The captain knew he, his crew, and his boat were dead as soon as he saw the wave of water coming for him. Pressure built up almost instantly to the point of agony. The flooding being more forward than aft, the Diamant's nose sank quickly to point at the ocean floor. Crew, though by this point few if any were aware of it or much of anything else, were thrown from their feet and down into the collecting mass of water.

Crew further back were likewise catapulted from their feet and tossed against bulkheads. One of them, known but to God, managed to get a watertight door shut after of the hull breach. This didn't matter in the slightest as, without control, the submarine continued its plummet into the depths. At a point in time, that depth exceeded the hull's rating. It collapsed. The pressure, thus the temperature, of the air inside shot up so much and so rapidly that it, and anything it surrounded that was combustible, ignited.

The death shriek of the Diamant could be heard halfway across the ocean.

SdL Orca, Shimmering Sea, Terra Nova

Yermo had had enough warning to remove the headphones from over his ears before the Orca's torpedo exploded. He replaced them immediately after the shudder that ran through sea and ship told him it was safe to do so. Thus, he heard the death of Diamant clearly.

'Poor bastards,' he muttered, voicing the thoughts of every man of Orca's crew.

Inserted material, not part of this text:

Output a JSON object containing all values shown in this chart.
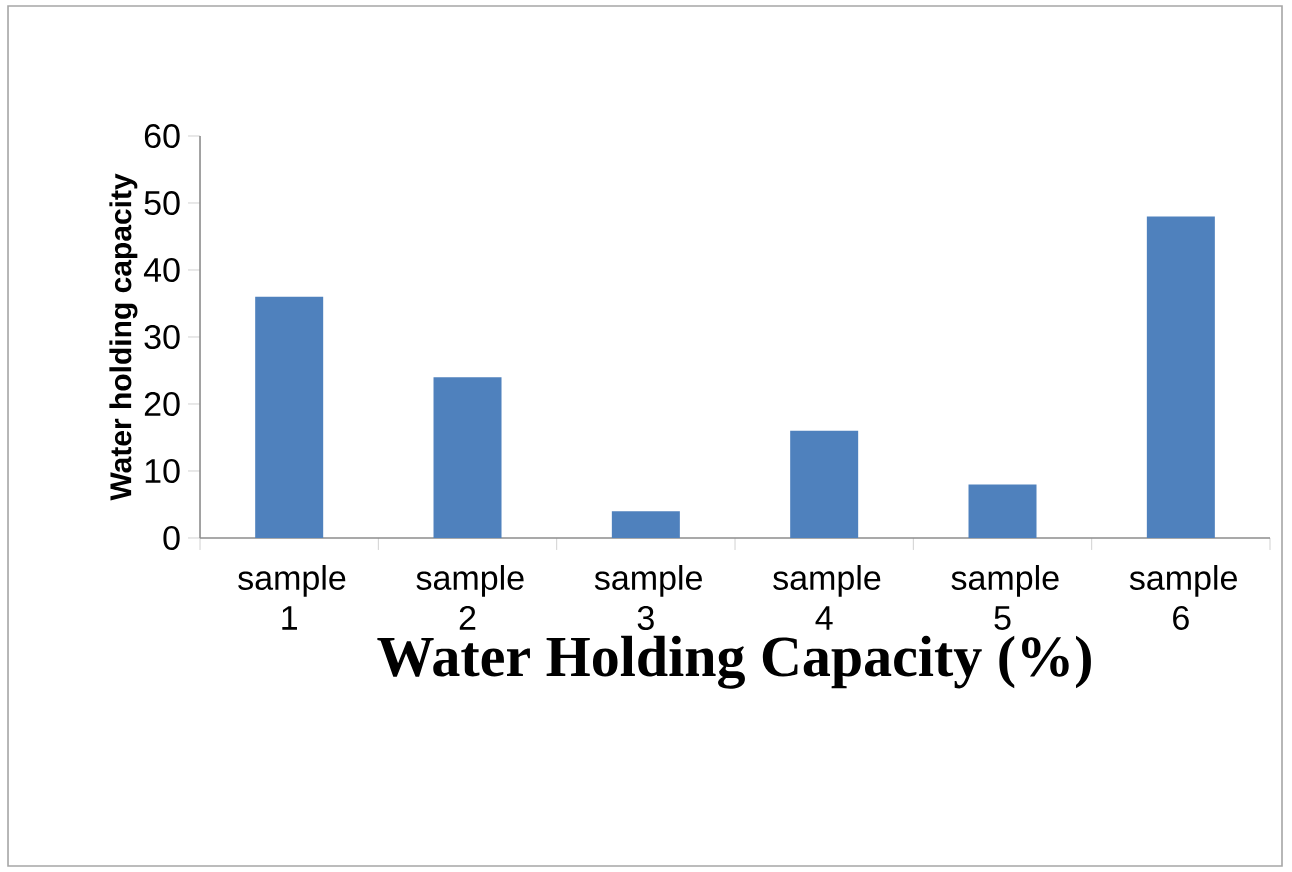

Sympathy however was short-lived, mainly because the Gallic sub had gotten off four torpedoes before Orca had fired. With their main guidance platform—Diamant, with its greater computational power and better sonar—now gone, the torpedoes were on their own.

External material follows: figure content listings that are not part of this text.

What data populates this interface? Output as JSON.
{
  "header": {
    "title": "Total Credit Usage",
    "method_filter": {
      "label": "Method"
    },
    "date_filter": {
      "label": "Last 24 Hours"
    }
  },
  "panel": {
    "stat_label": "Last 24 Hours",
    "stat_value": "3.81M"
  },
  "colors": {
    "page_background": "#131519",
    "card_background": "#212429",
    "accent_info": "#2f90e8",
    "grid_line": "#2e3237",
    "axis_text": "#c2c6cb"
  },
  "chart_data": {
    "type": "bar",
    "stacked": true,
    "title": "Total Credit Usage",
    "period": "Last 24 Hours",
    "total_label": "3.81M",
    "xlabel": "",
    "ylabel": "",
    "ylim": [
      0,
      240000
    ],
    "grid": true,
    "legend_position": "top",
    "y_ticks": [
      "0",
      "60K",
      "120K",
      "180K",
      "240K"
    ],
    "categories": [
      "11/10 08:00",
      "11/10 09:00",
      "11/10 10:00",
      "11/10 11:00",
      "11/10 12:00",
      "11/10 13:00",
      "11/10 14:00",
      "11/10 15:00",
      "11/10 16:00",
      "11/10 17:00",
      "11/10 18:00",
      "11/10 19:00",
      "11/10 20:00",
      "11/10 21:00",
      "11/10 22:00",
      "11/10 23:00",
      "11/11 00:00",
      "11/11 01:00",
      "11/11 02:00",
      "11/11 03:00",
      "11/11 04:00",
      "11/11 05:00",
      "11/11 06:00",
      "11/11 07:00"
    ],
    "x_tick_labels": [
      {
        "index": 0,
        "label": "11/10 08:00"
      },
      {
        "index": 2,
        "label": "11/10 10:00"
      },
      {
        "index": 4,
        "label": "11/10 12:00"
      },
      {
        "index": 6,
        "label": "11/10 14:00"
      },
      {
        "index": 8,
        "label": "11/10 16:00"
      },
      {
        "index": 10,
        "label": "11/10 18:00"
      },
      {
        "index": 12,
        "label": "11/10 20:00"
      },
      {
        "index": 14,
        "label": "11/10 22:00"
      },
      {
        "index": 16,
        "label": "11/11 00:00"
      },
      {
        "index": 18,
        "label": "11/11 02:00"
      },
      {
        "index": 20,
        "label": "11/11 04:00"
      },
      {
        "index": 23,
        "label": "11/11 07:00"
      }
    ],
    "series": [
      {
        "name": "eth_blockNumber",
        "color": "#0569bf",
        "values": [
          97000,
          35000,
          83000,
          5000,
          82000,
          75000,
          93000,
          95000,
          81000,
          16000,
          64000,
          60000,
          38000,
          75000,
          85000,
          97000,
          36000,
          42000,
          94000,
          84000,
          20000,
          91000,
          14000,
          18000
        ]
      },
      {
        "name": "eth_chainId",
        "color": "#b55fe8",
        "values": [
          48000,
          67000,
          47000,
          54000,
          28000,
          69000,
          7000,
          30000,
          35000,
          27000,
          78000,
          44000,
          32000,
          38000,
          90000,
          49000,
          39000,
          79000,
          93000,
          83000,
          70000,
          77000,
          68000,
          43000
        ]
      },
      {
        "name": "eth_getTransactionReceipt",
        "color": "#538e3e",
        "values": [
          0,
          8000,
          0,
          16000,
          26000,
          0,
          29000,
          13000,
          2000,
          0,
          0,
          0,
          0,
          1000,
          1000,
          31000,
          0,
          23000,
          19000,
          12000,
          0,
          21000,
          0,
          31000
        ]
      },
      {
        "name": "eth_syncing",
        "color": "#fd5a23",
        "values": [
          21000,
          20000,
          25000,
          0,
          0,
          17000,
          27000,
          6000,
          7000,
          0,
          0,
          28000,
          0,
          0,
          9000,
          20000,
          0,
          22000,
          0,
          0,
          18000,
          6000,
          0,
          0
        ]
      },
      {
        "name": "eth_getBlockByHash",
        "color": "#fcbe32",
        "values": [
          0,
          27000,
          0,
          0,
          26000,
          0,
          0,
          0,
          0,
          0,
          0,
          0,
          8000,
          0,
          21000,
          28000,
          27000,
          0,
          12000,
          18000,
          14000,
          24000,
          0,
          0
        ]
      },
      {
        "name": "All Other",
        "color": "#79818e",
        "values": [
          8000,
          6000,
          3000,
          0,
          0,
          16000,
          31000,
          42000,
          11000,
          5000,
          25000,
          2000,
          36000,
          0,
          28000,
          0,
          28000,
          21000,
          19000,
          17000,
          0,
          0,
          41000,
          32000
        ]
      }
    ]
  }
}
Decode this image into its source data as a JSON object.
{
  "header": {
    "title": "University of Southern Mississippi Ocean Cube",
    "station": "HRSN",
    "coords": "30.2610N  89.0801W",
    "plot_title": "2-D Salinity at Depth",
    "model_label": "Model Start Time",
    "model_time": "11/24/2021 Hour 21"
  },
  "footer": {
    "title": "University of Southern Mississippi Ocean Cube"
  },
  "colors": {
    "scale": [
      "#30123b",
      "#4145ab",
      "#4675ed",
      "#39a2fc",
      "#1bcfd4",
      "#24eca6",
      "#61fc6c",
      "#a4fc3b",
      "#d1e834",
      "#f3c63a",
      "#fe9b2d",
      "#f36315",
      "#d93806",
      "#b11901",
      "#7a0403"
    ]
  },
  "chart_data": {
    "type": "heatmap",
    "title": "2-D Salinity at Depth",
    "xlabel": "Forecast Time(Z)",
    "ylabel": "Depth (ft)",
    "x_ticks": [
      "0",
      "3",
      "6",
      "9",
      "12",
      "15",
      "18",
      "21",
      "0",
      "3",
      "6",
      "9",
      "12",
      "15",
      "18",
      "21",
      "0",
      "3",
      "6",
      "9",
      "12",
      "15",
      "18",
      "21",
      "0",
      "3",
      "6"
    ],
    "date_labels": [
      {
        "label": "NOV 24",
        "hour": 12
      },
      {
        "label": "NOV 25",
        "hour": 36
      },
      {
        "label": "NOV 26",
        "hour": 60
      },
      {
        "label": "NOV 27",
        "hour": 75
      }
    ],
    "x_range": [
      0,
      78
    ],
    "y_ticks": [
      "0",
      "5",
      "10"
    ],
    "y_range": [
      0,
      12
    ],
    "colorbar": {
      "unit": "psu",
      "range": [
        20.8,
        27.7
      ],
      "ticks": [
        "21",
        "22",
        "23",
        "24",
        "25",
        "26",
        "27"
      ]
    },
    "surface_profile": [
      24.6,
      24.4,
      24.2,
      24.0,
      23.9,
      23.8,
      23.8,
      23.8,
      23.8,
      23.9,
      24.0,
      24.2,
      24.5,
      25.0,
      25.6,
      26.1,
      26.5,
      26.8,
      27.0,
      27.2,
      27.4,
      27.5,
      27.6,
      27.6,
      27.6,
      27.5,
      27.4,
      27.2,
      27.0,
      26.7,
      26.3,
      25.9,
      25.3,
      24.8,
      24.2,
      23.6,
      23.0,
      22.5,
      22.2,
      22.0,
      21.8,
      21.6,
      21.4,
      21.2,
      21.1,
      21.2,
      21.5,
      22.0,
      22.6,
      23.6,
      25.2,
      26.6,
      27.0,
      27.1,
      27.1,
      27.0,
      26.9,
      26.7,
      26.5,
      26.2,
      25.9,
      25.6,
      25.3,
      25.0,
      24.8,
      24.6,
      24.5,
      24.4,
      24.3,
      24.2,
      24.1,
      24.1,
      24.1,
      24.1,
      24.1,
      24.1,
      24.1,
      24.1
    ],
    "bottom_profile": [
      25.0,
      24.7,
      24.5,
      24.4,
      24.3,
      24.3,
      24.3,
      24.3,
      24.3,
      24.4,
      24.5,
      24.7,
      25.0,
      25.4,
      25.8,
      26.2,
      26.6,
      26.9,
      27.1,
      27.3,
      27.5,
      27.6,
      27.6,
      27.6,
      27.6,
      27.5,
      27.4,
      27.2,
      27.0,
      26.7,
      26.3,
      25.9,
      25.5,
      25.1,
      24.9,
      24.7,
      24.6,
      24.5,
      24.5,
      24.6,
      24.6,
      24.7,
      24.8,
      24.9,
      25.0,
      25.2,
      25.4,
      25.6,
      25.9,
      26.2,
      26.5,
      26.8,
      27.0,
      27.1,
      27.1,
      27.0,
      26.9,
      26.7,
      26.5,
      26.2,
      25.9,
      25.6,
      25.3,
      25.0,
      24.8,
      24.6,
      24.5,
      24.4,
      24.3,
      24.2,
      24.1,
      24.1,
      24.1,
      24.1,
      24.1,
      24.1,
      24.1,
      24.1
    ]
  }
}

'One,' said Yermo, 'two . . . three . . . four fish in the water, skipper. Marking them one through four. They're pinging and hunting independently.' The sonar man forced a degree of calm into his voice he in no way felt.

'Deceptive countermeasures,' ordered Quijana.

The defense station pressed a button to release a small pod from the hull. It began to rise like a cork. Once it was about three hundred feet above the still passively diving sub, the pod let in a minor quantity of sea water, which reacted with a chemical inside to release a massive cloud of bubbles. The pod also generated a major magnetic and electronic signature on the chance that a pursuing torpedo might be MAENAD (Magnetic And ElectroNic Anomaly Detector) equipped and proximity fused.

'Two of the fish have locked onto the pod, skipper,' Yermo announced. 'I make them as one and four. Two—two and three—are still hunting, and . . .' Again, Yermo pulled his headphones away from his ears as twin explosions rocked the water and the sub. 'I guess they are MAENAD equipped.'

Yes, Quijana mentally agreed, since the pod's too small to hit and the bubble cloud too insubstantial. Proximity fused, based off the MAENAD or sonar return. Think clearly, Miguel, think clearly if ever you did.